Já disse que te amo hoje? (risos) Uma quadrinista foda e porquê?

Uma só?

Infelizmente.

É a Alison Bechdel, cara. Sem dúvida. Não conheço autor nenhum de HQ que chegou perto de escrever algo tão denso quanto Fun Home e Are You My Mother? Sério, são provavelmente os quadrinhos mais bem escritos que já li.

Minha heroína. Fun Home é mesmo um petardo… Ah, você sabe! A gente já conversou sobre isso. Acho que a próxima pergunta vem bem a calhar: Entre uma leitura e outra, finais abertos ou histórias fechadas??

Hummm…complexa essa hein? Ó: sou sempre a favor da dúvida, algo que pode vir tanto num final aberto quanto fechado, né? Mas tendo acreditar que histórias totalmente fechadas não acrescentam muita coisa.

Não sei se você leu o quadrinho Gosto do Cloro do Bastien Vivès…. Um casal de personagens está nadando na piscina. Tem uma cena onde ela diz algo  debaixo d´água e ficamos sem saber o que ela disse. Aquilo me pegou de jeito.

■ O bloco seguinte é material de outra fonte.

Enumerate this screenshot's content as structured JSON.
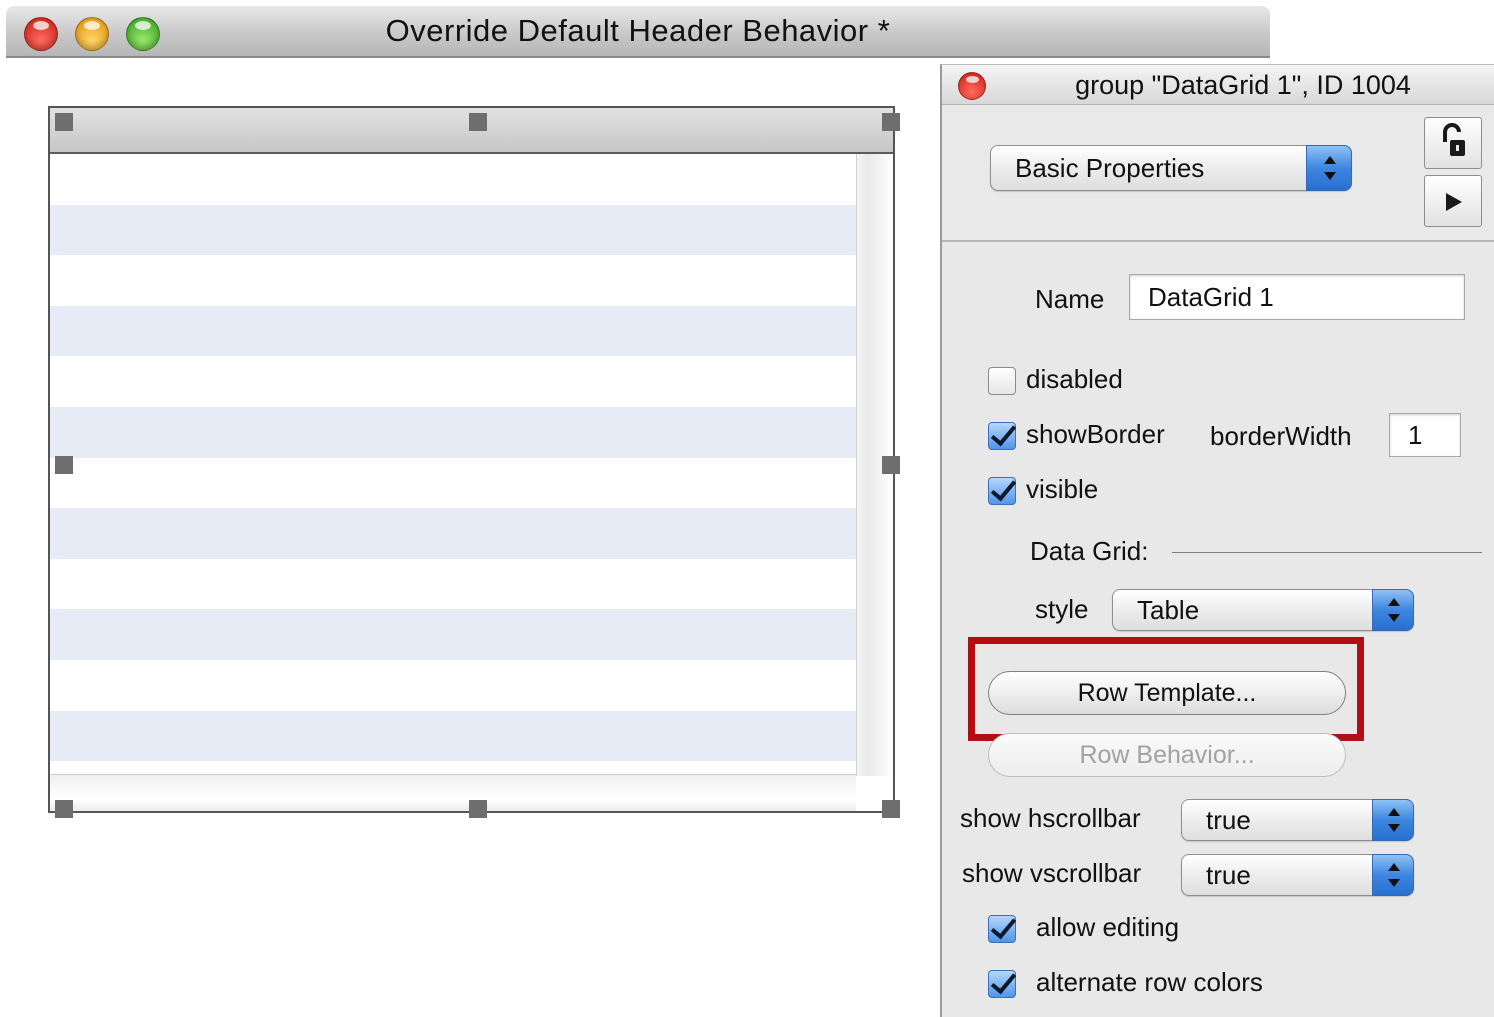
{
  "window": {
    "title": "Override Default Header Behavior *"
  },
  "inspector": {
    "title": "group \"DataGrid 1\", ID 1004",
    "panel_popup": "Basic Properties",
    "lock_icon": "unlock-icon",
    "play_icon": "play-icon",
    "name_label": "Name",
    "name_value": "DataGrid 1",
    "disabled": {
      "label": "disabled",
      "checked": false
    },
    "showBorder": {
      "label": "showBorder",
      "checked": true
    },
    "borderWidth": {
      "label": "borderWidth",
      "value": "1"
    },
    "visible": {
      "label": "visible",
      "checked": true
    },
    "section_label": "Data Grid:",
    "style_label": "style",
    "style_value": "Table",
    "row_template_button": "Row Template...",
    "row_behavior_button": "Row Behavior...",
    "hscrollbar_label": "show hscrollbar",
    "hscrollbar_value": "true",
    "vscrollbar_label": "show vscrollbar",
    "vscrollbar_value": "true",
    "allow_editing": {
      "label": "allow editing",
      "checked": true
    },
    "alternate_row_colors": {
      "label": "alternate row colors",
      "checked": true
    }
  },
  "colors": {
    "alt_row": "#e6ebf5",
    "highlight": "#b10f14",
    "popup_accent": "#3e86e0"
  }
}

Existe alguma cena nos quadrinhos que vale a pena comentar aqui?

Putz, tem tantas. Tem uma página do Jimmy Corrigan que gosto muito. Uma das mais convencionais do livro. É o Jimmy no médico, depois que ele machuca o nariz, acho. Ele observa o ninho de um pássaro da janela do consultório e voa longe, literalmente, acompanhado do pássaro. Aí o médico entra na sala, volta tudo ao normal e vida que segue. Enfim, essa é uma. Nada demais, mas tem um tremendo simbolismo.

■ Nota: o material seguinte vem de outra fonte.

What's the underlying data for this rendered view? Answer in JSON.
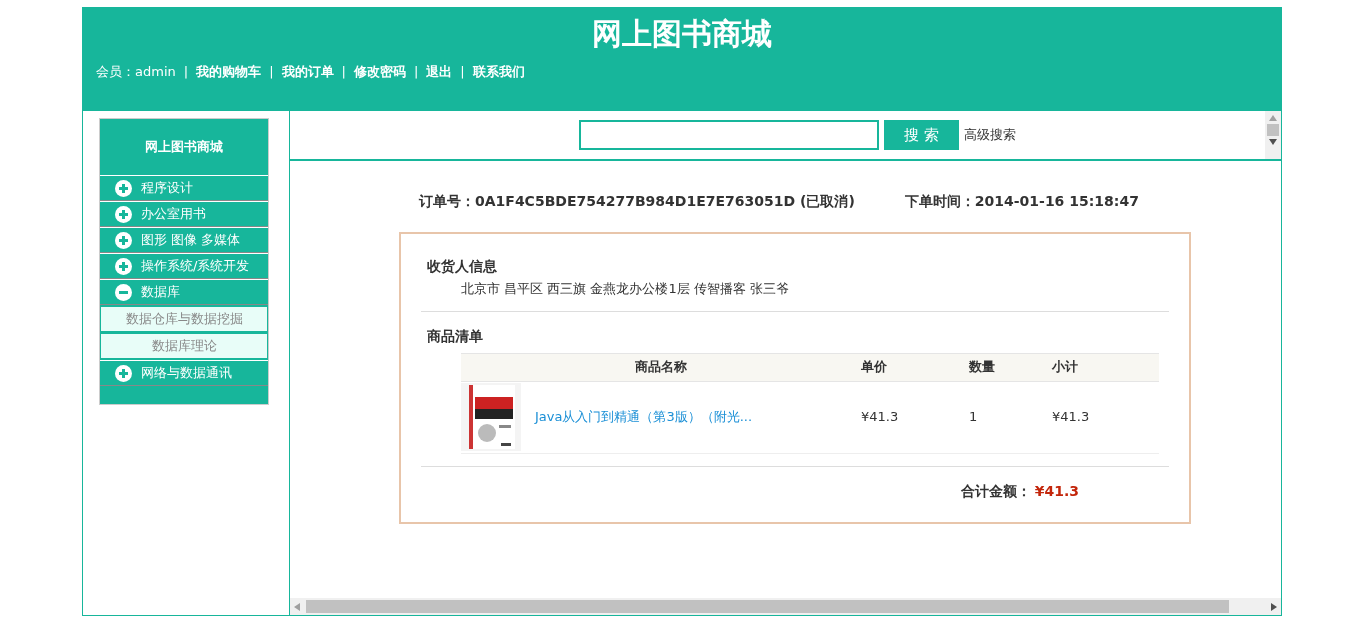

Cara, eu adoro aquilo! E existem vários outros momentos no Jimmy. Realmente, foda. E falando em foda, agora é a hora da pergunta indecente. Posso? Não é algo que eu queira perguntar, mas preciso seguir um roteiro. Se você fosse um personagem dos quadrinhos, quem seria? Desculpa.

Complicada também, hein? Meus personagens preferidos são os mais ferrados, não queria estar no lugar deles hehe Talvez eu pudesse ser personagem de alguma HQ curtinha do Adrian Tomine. Uma dessas bem banais, sobre a vida e tudo mais. Acordo, trabalho, almoço, leio uns gibis, mexo no blog, tenho um dia bom e no fim do dia lembro que esqueci de pagar alguma conta ou tomar algum remédio. Fim.

Imagine que você está na pele desse personagem e seu futuro, por algum motivo, parece desesperador. O que você gostaria de fazer exatamente agora?

Eu, sendo eu, em uma HQ do Adrian Tomine, instantes antes de uma invasão alienígena ou de um meteoro cair na terra, iria provavelmente me trancar no quarto, deitar na minha cama e ler uns gibis enquanto aguardo o fim do mundo.

E qual seria a primeira da lista?

Ia pegar alguma coletânea de Peanuts ou Calvin.

Faz sentido. Última pergunta e prometo não te aporrinhar mais. Ao menos, não por enquanto. (piscadinha) Mas gostaria que você fosse sincero. Como foi para você ser abduzido? 

Não lembro de nada e não guardo traumas, mas voltei vendo o mundo em 2D. Desde então me sinto vivendo em uma HQ.

Ah, meu… Ainda bem que você falou isso. Porque eu não sabia como dizer… Você, você está 2D, Ramon! Olha isso! Parece um filme do Roger Rabbit. Obrigada pela entrevista, mas acho bom você ir ao médico. Sério! Eu ia sugerir uma sobremesa. Mas 2D?! Vem, eu te dou uma carona. Você tá com carro ou não? Moço quanto deu a conta?